On November 5th, The Center for Russia, East European and Eurasian Studies hosted a lecture by former Ambassador to Pakistan and Poland Thomas W. Simons. Simons is a former Stanford professor and current lecturer at Harvard University.
At the beginning of his lecture, “Russia, It’s Neighbors and the U.S. since 1991,” Simons observed that most news today concerning Russia is negative. Russia is opposing sanctions on nuclear weapons, monopolizing gas transit in Eastern Europe, and attempting to establish a Soviet-era sphere of influence over its neighbors, he said.
Simons did not deny that important differences exist between the U.S. and Russia. However, he implied that the United States has a harmful tendency to equate the old Soviet threat with modern Russia. When dealing with post-Soviet Eurasia, Simons said, we tend to view conflicts in neat dichotomies of good versus evil, with the Big Bad Russian Bear on one side and its virtuous, defenseless neighbors on the other.
We will always be forced to choose a side which will “be damaging to the U.S. no matter what side we choose,” Simons said.
To avoid this “policy dead-end,” Simons advocated approaching Russia and Eurasia relations from a different angle. In his lecture, he focused on the developing Eurasian states and how understanding their internal dynamics could help the United States propose effective policy changes.
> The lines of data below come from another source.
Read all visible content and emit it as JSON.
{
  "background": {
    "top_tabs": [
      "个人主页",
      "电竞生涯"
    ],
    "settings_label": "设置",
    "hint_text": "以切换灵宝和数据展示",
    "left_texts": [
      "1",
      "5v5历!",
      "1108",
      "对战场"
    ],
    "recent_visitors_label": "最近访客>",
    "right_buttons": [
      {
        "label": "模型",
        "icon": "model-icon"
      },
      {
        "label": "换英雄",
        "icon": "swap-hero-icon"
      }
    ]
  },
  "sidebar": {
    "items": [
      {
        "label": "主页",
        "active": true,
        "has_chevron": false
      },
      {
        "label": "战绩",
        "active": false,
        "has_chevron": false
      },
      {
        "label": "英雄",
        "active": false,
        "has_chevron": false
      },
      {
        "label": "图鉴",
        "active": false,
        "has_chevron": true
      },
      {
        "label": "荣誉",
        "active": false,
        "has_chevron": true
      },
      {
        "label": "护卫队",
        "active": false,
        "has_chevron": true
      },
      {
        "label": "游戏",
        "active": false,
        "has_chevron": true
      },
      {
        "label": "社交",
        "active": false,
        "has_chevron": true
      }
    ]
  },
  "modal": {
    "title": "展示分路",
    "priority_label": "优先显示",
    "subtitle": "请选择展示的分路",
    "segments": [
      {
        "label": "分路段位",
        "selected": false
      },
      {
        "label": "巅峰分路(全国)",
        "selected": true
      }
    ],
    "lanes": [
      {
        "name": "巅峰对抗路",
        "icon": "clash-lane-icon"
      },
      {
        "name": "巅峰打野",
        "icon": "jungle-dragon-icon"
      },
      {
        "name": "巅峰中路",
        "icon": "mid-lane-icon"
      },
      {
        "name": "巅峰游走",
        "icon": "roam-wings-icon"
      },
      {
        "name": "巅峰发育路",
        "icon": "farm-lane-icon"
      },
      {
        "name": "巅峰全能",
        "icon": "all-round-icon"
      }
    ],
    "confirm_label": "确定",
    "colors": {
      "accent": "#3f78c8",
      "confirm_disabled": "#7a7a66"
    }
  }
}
Simons enumerated several commonalities between the developing Eurasian states that are, he argued, just as important as their differences. Compared to the West, civil society is weak. The state still retains such a large role in the economy that Simons noted that NGOs should be more appropriately re-named GONGOs (government-organized non-governmental organizations.) A weak civil society has led to other problems, such as a constant “struggle between post-Soviet elites over access to economic resources,” he added.
Many Eurasian states have also been experiencing a process of state building, giving them the means to push back against encroachments by Russia.
“Nothing is inevitable about Russian hegemony,” Simons stated.
Critical to Eurasia’s nation building is a budding sense of nationalism. There is a choice between developing an “inclusive” nationalism (where one chooses one’s national identity) or an “exclusive” nationalism (where one inherits one’s national identity.) It is vitally important that the United States encourage the former, said Simons, to help curb the temptation for small Eurasian states to favor destructive nationalistic tendencies based on ethno-religious criteria.
Because Eurasian states look toward the West for legitimacy, the United States has leverage in their development. If we promote state development in these countries, Simons said, we can promote democracy in that part of the world. Simons insisted that we can provide a positive influence if we learn to treat Eurasian states as responsible participants in the international community.
“The challenges are serious,” Simons said, “but can be overcome if we can be clear-eyed and serious, too.”
Excerpt: When dealing with post-Soviet Eurasia, Simons said, we tend to view conflicts in neat dichotomies of good versus evil, with the Big Bad Russian Bear on one side and its virtuous, defenseless neighbors on the other.